Organizers: Jennifer Balakrishnan (BU), Mirela Ciperiani (Texas, Austin), Philipp Habegger (Basel), Wei Ho (Michigan), Hector Pasten (PUC de Chile), Yunqing Tang (Princeton), Shou-Wu Zhang (Princeton)
CMI Enhancement and Partnership Program
Number Theory concerns the study of properties of the integers, rational numbers, and other structures that share similar features. It is a central branch of mathematics with a well-known feature: it is often the case that easy-to-state problems in number theory turn out to be exceedingly difficult (e.g. Fermat’s Last Theorem), and their study leads to groundbreaking discoveries in other fields of mathematics.
A fundamental theme in number theory concerns the study of integer and rational solutions to Diophantine equations. This topic originated at least 3,700 years ago (as documented in babylonian clay tablets) and it has evolved into the highly sophisticated field of Diophantine Geometry. There are deep and fruitful interactions between Diophantine Geometry and seemingly distant fields such as representation theory, algebraic geometry, topology, complex analysis, and mathematical logic, to mention a few. In recent years, these connections have led to a large number of new results and, specially, to the partial or complete resolution of important conjectures in the field.
While the study of rational solutions of diophantine equations initiated thousands of years ago, our knowledge on this subject has dramatically improved in recent years. Especially, we have witnessed spectacular progress in aspects such as height formulas and height bounds for algebraic points, automorphic methods, unlikely intersection problems, and non-abelian and p-adic approaches to algebraic degeneracy of rational points.
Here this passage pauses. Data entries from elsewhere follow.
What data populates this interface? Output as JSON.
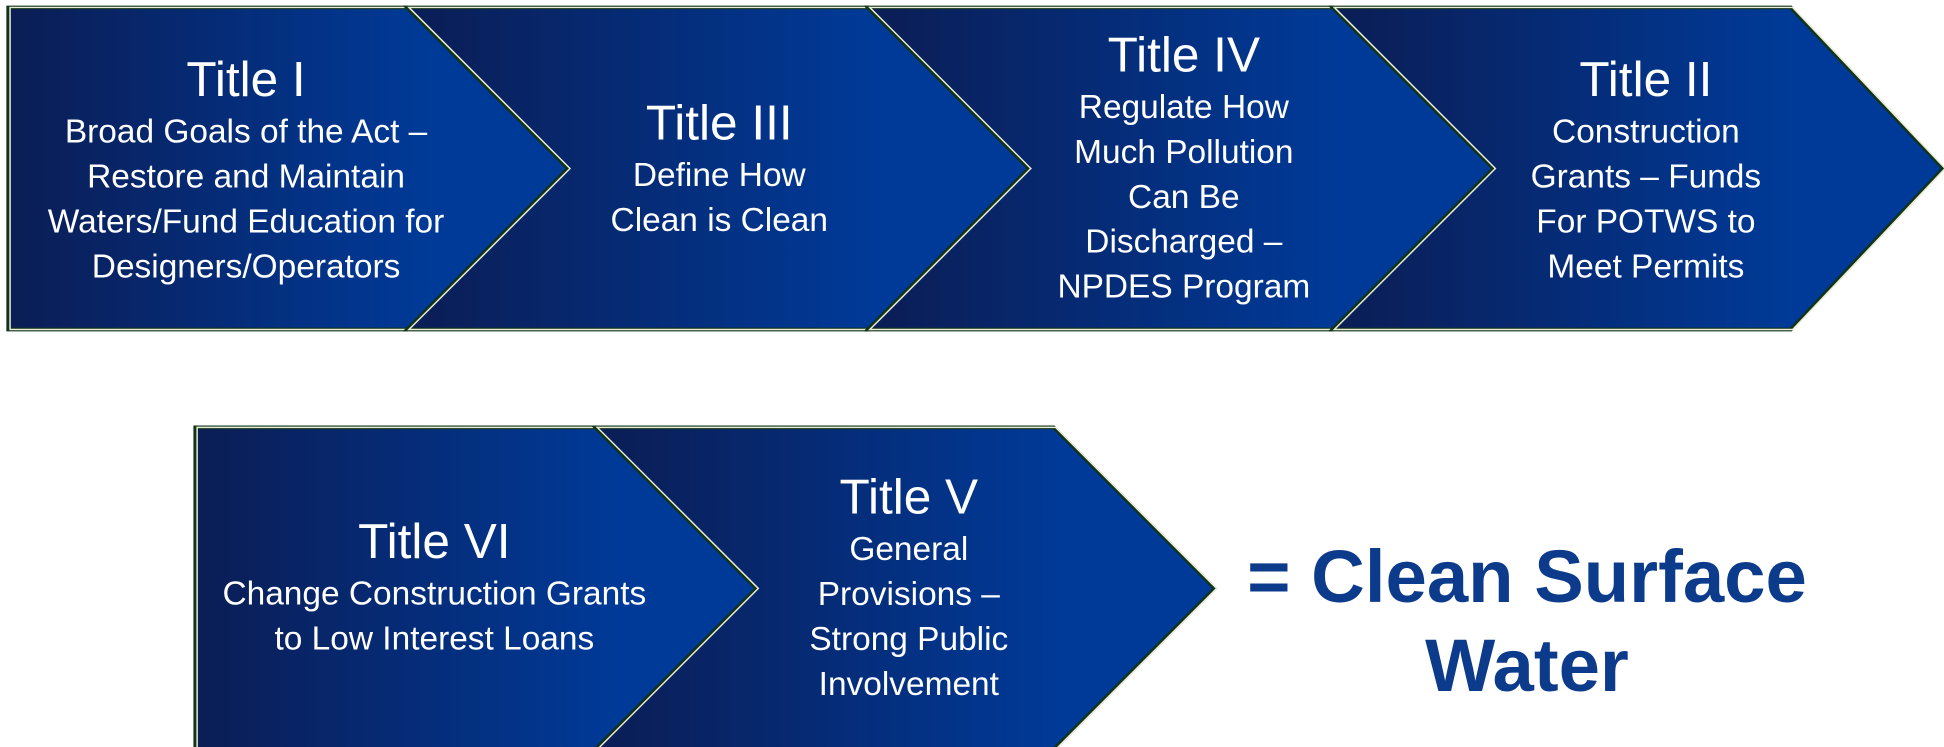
{
  "chevrons": [
    {
      "title": "Title I",
      "lines": [
        "Broad Goals of the Act –",
        "Restore and Maintain",
        "Waters/Fund Education for",
        "Designers/Operators"
      ]
    },
    {
      "title": "Title III",
      "lines": [
        "Define How",
        "Clean is Clean"
      ]
    },
    {
      "title": "Title IV",
      "lines": [
        "Regulate How",
        "Much Pollution",
        "Can Be",
        "Discharged –",
        "NPDES Program"
      ]
    },
    {
      "title": "Title II",
      "lines": [
        "Construction",
        "Grants – Funds",
        "For POTWS to",
        "Meet Permits"
      ]
    },
    {
      "title": "Title VI",
      "lines": [
        "Change Construction Grants",
        "to Low Interest Loans"
      ]
    },
    {
      "title": "Title V",
      "lines": [
        "General",
        "Provisions –",
        "Strong Public",
        "Involvement"
      ]
    }
  ],
  "result": {
    "lines": [
      "= Clean Surface",
      "Water"
    ]
  }
}
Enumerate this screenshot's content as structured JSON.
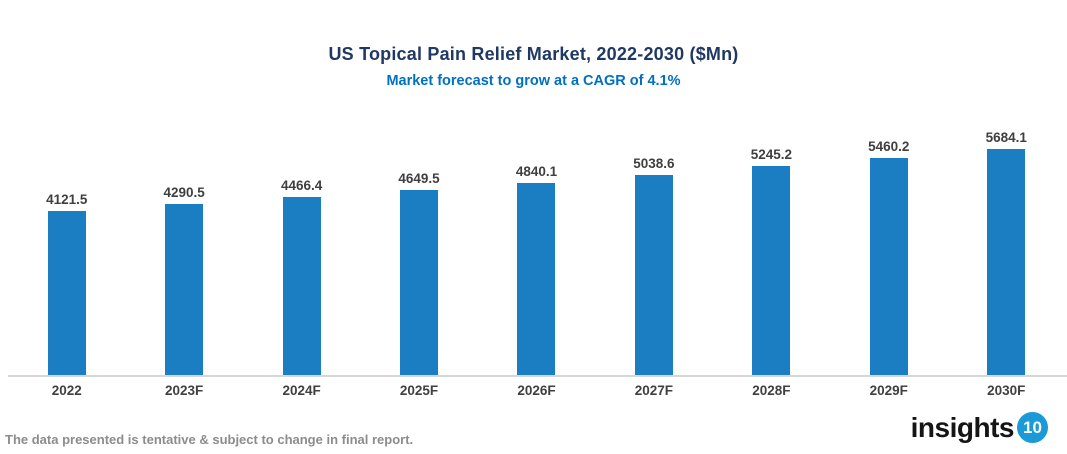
{
  "header": {
    "title": "US Topical Pain Relief Market, 2022-2030 ($Mn)",
    "subtitle": "Market forecast to grow at a CAGR of 4.1%"
  },
  "chart_data": {
    "type": "bar",
    "categories": [
      "2022",
      "2023F",
      "2024F",
      "2025F",
      "2026F",
      "2027F",
      "2028F",
      "2029F",
      "2030F"
    ],
    "values": [
      4121.5,
      4290.5,
      4466.4,
      4649.5,
      4840.1,
      5038.6,
      5245.2,
      5460.2,
      5684.1
    ],
    "title": "US Topical Pain Relief Market, 2022-2030 ($Mn)",
    "subtitle": "Market forecast to grow at a CAGR of 4.1%",
    "xlabel": "",
    "ylabel": "",
    "ylim": [
      0,
      5684.1
    ],
    "grid": false,
    "legend": "none",
    "value_labels": true,
    "bar_color": "#1B7EC3"
  },
  "footer": {
    "disclaimer": "The data presented is tentative & subject to change in final report.",
    "logo_text": "insights",
    "logo_badge": "10"
  },
  "colors": {
    "title": "#1F3864",
    "subtitle": "#0070C0",
    "bar": "#1B7EC3",
    "axis_line": "#D6D6D6",
    "tick_label": "#404040",
    "value_label": "#3F3F3F",
    "disclaimer": "#8C8C8C",
    "logo_badge_bg": "#1B9AD7"
  }
}
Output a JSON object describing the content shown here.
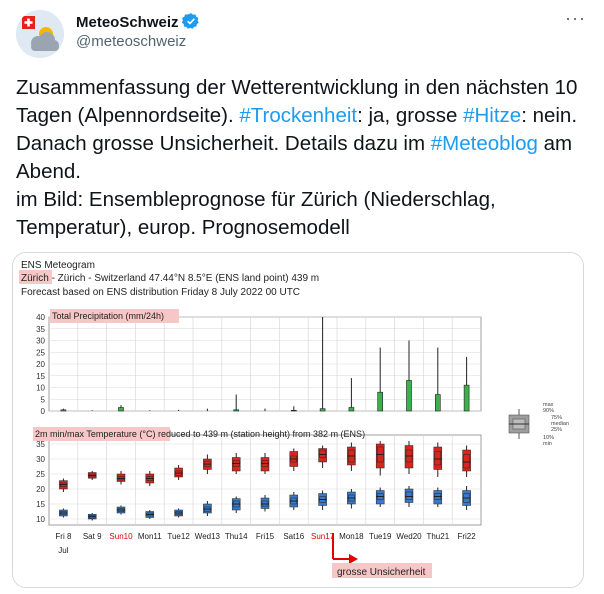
{
  "account": {
    "name": "MeteoSchweiz",
    "handle": "@meteoschweiz",
    "more_icon": "more-horizontal-icon",
    "verified_icon": "verified-badge-icon",
    "avatar_icon": "swiss-flag-cloud-logo"
  },
  "tweet": {
    "segments": [
      {
        "t": "Zusammenfassung der Wetterentwicklung in den nächsten 10 Tagen (Alpennordseite). ",
        "link": false
      },
      {
        "t": "#Trockenheit",
        "link": true
      },
      {
        "t": ": ja, grosse ",
        "link": false
      },
      {
        "t": "#Hitze",
        "link": true
      },
      {
        "t": ": nein. Danach grosse Unsicherheit. Details dazu im ",
        "link": false
      },
      {
        "t": "#Meteoblog",
        "link": true
      },
      {
        "t": " am Abend.",
        "link": false
      },
      {
        "t": "\n",
        "link": false
      },
      {
        "t": "im Bild: Ensembleprognose für Zürich (Niederschlag, Temperatur), europ. Prognosemodell",
        "link": false
      }
    ]
  },
  "colors": {
    "link": "#1d9bf0",
    "precip_bar": "#3cb04a",
    "temp_max": "#d7261e",
    "temp_min": "#3a78c8",
    "highlight": "#f7c6c6",
    "arrow": "#e00000"
  },
  "meteogram": {
    "title": "ENS Meteogram",
    "location_name": "Zürich",
    "location_rest": " - Zürich - Switzerland 47.44°N 8.5°E (ENS land point) 439 m",
    "forecast_line": "Forecast based on ENS distribution Friday 8 July 2022 00 UTC",
    "precip_panel_title": "Total Precipitation (mm/24h)",
    "temp_panel_title_highlight": "2m min/max Temperature (°C)",
    "temp_panel_title_rest": " reduced to 439 m (station height) from 382 m (ENS)",
    "days": [
      {
        "label": "Fri 8",
        "weekend": false
      },
      {
        "label": "Sat 9",
        "weekend": false
      },
      {
        "label": "Sun10",
        "weekend": true
      },
      {
        "label": "Mon11",
        "weekend": false
      },
      {
        "label": "Tue12",
        "weekend": false
      },
      {
        "label": "Wed13",
        "weekend": false
      },
      {
        "label": "Thu14",
        "weekend": false
      },
      {
        "label": "Fri15",
        "weekend": false
      },
      {
        "label": "Sat16",
        "weekend": false
      },
      {
        "label": "Sun17",
        "weekend": true
      },
      {
        "label": "Mon18",
        "weekend": false
      },
      {
        "label": "Tue19",
        "weekend": false
      },
      {
        "label": "Wed20",
        "weekend": false
      },
      {
        "label": "Thu21",
        "weekend": false
      },
      {
        "label": "Fri22",
        "weekend": false
      }
    ],
    "month_label": "Jul",
    "legend_labels": {
      "max": "max",
      "p90": "90%",
      "p75": "75%",
      "median": "median",
      "p25": "25%",
      "p10": "10%",
      "min": "min"
    },
    "annotation": "grosse Unsicherheit"
  },
  "chart_data": [
    {
      "type": "box",
      "title": "Total Precipitation (mm/24h)",
      "ylim": [
        0,
        40
      ],
      "yticks": [
        0,
        5,
        10,
        15,
        20,
        25,
        30,
        35,
        40
      ],
      "categories": [
        "Fri 8",
        "Sat 9",
        "Sun10",
        "Mon11",
        "Tue12",
        "Wed13",
        "Thu14",
        "Fri15",
        "Sat16",
        "Sun17",
        "Mon18",
        "Tue19",
        "Wed20",
        "Thu21",
        "Fri22"
      ],
      "series": [
        {
          "x": 0.5,
          "min": 0,
          "p10": 0,
          "p25": 0,
          "median": 0,
          "p75": 0.2,
          "p90": 0.5,
          "max": 1
        },
        {
          "x": 1.5,
          "min": 0,
          "p10": 0,
          "p25": 0,
          "median": 0,
          "p75": 0,
          "p90": 0,
          "max": 0.3
        },
        {
          "x": 2.5,
          "min": 0,
          "p10": 0,
          "p25": 0,
          "median": 0.2,
          "p75": 0.8,
          "p90": 1.5,
          "max": 2.5
        },
        {
          "x": 3.5,
          "min": 0,
          "p10": 0,
          "p25": 0,
          "median": 0,
          "p75": 0,
          "p90": 0,
          "max": 0.3
        },
        {
          "x": 4.5,
          "min": 0,
          "p10": 0,
          "p25": 0,
          "median": 0,
          "p75": 0,
          "p90": 0,
          "max": 0.5
        },
        {
          "x": 5.5,
          "min": 0,
          "p10": 0,
          "p25": 0,
          "median": 0,
          "p75": 0,
          "p90": 0.2,
          "max": 1
        },
        {
          "x": 6.5,
          "min": 0,
          "p10": 0,
          "p25": 0,
          "median": 0,
          "p75": 0,
          "p90": 0.5,
          "max": 7
        },
        {
          "x": 7.5,
          "min": 0,
          "p10": 0,
          "p25": 0,
          "median": 0,
          "p75": 0,
          "p90": 0,
          "max": 1
        },
        {
          "x": 8.5,
          "min": 0,
          "p10": 0,
          "p25": 0,
          "median": 0,
          "p75": 0,
          "p90": 0.3,
          "max": 2
        },
        {
          "x": 9.5,
          "min": 0,
          "p10": 0,
          "p25": 0,
          "median": 0,
          "p75": 0.2,
          "p90": 1,
          "max": 40
        },
        {
          "x": 10.5,
          "min": 0,
          "p10": 0,
          "p25": 0,
          "median": 0,
          "p75": 0.2,
          "p90": 1.5,
          "max": 14
        },
        {
          "x": 11.5,
          "min": 0,
          "p10": 0,
          "p25": 0,
          "median": 0.3,
          "p75": 2.5,
          "p90": 8,
          "max": 27
        },
        {
          "x": 12.5,
          "min": 0,
          "p10": 0,
          "p25": 0,
          "median": 0.8,
          "p75": 5.5,
          "p90": 13,
          "max": 30
        },
        {
          "x": 13.5,
          "min": 0,
          "p10": 0,
          "p25": 0,
          "median": 0.2,
          "p75": 2,
          "p90": 7,
          "max": 27
        },
        {
          "x": 14.5,
          "min": 0,
          "p10": 0,
          "p25": 0,
          "median": 1,
          "p75": 5.5,
          "p90": 11,
          "max": 23
        }
      ]
    },
    {
      "type": "box",
      "title": "2m min/max Temperature (°C)",
      "ylim": [
        8,
        38
      ],
      "yticks": [
        10,
        15,
        20,
        25,
        30,
        35
      ],
      "categories": [
        "Fri 8",
        "Sat 9",
        "Sun10",
        "Mon11",
        "Tue12",
        "Wed13",
        "Thu14",
        "Fri15",
        "Sat16",
        "Sun17",
        "Mon18",
        "Tue19",
        "Wed20",
        "Thu21",
        "Fri22"
      ],
      "series": [
        {
          "name": "max",
          "values": [
            {
              "x": 1,
              "min": 19,
              "p10": 20,
              "p25": 20.8,
              "median": 21.5,
              "p75": 22,
              "p90": 22.8,
              "max": 23.5
            },
            {
              "x": 2,
              "min": 23,
              "p10": 23.6,
              "p25": 24,
              "median": 24.5,
              "p75": 25,
              "p90": 25.5,
              "max": 26
            },
            {
              "x": 3,
              "min": 21.5,
              "p10": 22.5,
              "p25": 23,
              "median": 23.5,
              "p75": 24.2,
              "p90": 25,
              "max": 26
            },
            {
              "x": 4,
              "min": 21,
              "p10": 22,
              "p25": 22.8,
              "median": 23.5,
              "p75": 24.2,
              "p90": 25,
              "max": 26
            },
            {
              "x": 5,
              "min": 23,
              "p10": 24,
              "p25": 24.5,
              "median": 25.3,
              "p75": 26,
              "p90": 27,
              "max": 28
            },
            {
              "x": 6,
              "min": 25,
              "p10": 26.5,
              "p25": 27.5,
              "median": 28.3,
              "p75": 29.3,
              "p90": 30,
              "max": 31.5
            },
            {
              "x": 7,
              "min": 25,
              "p10": 26,
              "p25": 27.5,
              "median": 28.5,
              "p75": 29.5,
              "p90": 30.5,
              "max": 32
            },
            {
              "x": 8,
              "min": 25,
              "p10": 26,
              "p25": 27.5,
              "median": 28.5,
              "p75": 29.5,
              "p90": 30.5,
              "max": 32
            },
            {
              "x": 9,
              "min": 26,
              "p10": 27.5,
              "p25": 29,
              "median": 30,
              "p75": 31,
              "p90": 32.5,
              "max": 33.5
            },
            {
              "x": 10,
              "min": 27,
              "p10": 29,
              "p25": 30.5,
              "median": 31.5,
              "p75": 33,
              "p90": 33.5,
              "max": 34.5
            },
            {
              "x": 11,
              "min": 26,
              "p10": 28,
              "p25": 29,
              "median": 31,
              "p75": 33,
              "p90": 34,
              "max": 35.5
            },
            {
              "x": 12,
              "min": 24.5,
              "p10": 27,
              "p25": 29,
              "median": 31.5,
              "p75": 34,
              "p90": 35,
              "max": 36
            },
            {
              "x": 13,
              "min": 25,
              "p10": 27,
              "p25": 29,
              "median": 31,
              "p75": 33,
              "p90": 34.5,
              "max": 36
            },
            {
              "x": 14,
              "min": 24,
              "p10": 26.5,
              "p25": 28,
              "median": 30,
              "p75": 32.5,
              "p90": 34,
              "max": 35.5
            },
            {
              "x": 15,
              "min": 24,
              "p10": 26,
              "p25": 27,
              "median": 29,
              "p75": 31.5,
              "p90": 33,
              "max": 34.5
            }
          ]
        },
        {
          "name": "min",
          "values": [
            {
              "x": 0.5,
              "min": 10.5,
              "p10": 11,
              "p25": 11.5,
              "median": 12,
              "p75": 12.5,
              "p90": 13,
              "max": 13.5
            },
            {
              "x": 1.5,
              "min": 9.5,
              "p10": 10,
              "p25": 10.3,
              "median": 10.8,
              "p75": 11.2,
              "p90": 11.6,
              "max": 12
            },
            {
              "x": 2.5,
              "min": 11.5,
              "p10": 12,
              "p25": 12.5,
              "median": 13,
              "p75": 13.5,
              "p90": 14,
              "max": 14.5
            },
            {
              "x": 3.5,
              "min": 10,
              "p10": 10.5,
              "p25": 11,
              "median": 11.5,
              "p75": 12,
              "p90": 12.5,
              "max": 13
            },
            {
              "x": 4.5,
              "min": 10.5,
              "p10": 11,
              "p25": 11.5,
              "median": 12,
              "p75": 12.5,
              "p90": 13,
              "max": 13.5
            },
            {
              "x": 5.5,
              "min": 11,
              "p10": 12,
              "p25": 12.5,
              "median": 13.3,
              "p75": 14,
              "p90": 15,
              "max": 16
            },
            {
              "x": 6.5,
              "min": 12,
              "p10": 13,
              "p25": 14,
              "median": 15,
              "p75": 16,
              "p90": 16.8,
              "max": 17.5
            },
            {
              "x": 7.5,
              "min": 12.5,
              "p10": 13.5,
              "p25": 14.3,
              "median": 15,
              "p75": 16,
              "p90": 17,
              "max": 18
            },
            {
              "x": 8.5,
              "min": 13,
              "p10": 14,
              "p25": 15,
              "median": 16,
              "p75": 17,
              "p90": 18,
              "max": 19
            },
            {
              "x": 9.5,
              "min": 13,
              "p10": 14.5,
              "p25": 15.5,
              "median": 16.5,
              "p75": 17.5,
              "p90": 18.5,
              "max": 19.5
            },
            {
              "x": 10.5,
              "min": 13.5,
              "p10": 15,
              "p25": 16,
              "median": 17,
              "p75": 18,
              "p90": 19,
              "max": 20
            },
            {
              "x": 11.5,
              "min": 14,
              "p10": 15,
              "p25": 16.5,
              "median": 17.5,
              "p75": 18.5,
              "p90": 19.5,
              "max": 20.5
            },
            {
              "x": 12.5,
              "min": 14,
              "p10": 15.5,
              "p25": 16.5,
              "median": 17.5,
              "p75": 19,
              "p90": 20,
              "max": 21
            },
            {
              "x": 13.5,
              "min": 14,
              "p10": 15,
              "p25": 16.5,
              "median": 17.5,
              "p75": 18.5,
              "p90": 19.5,
              "max": 20.5
            },
            {
              "x": 14.5,
              "min": 13,
              "p10": 14.5,
              "p25": 15.5,
              "median": 17,
              "p75": 18.5,
              "p90": 19.5,
              "max": 21
            }
          ]
        }
      ]
    }
  ]
}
All these groundbreaking advances in the study of rational and algebraic points in varieties will be the central theme of the semester program “Diophantine Geometry” at MSRI. The main purpose of this program is to bring together experts as well as enthusiastic young researchers to learn from each other, to initiate and continue collaborations, to update on recent breakthroughs, and to further advance the field by making progress on fundamental open problems and by developing further connections with other branches of mathematics.
Professor Mark Kisin (Harvard) has been appointed at a Clay Senior Scholar to participate in this program.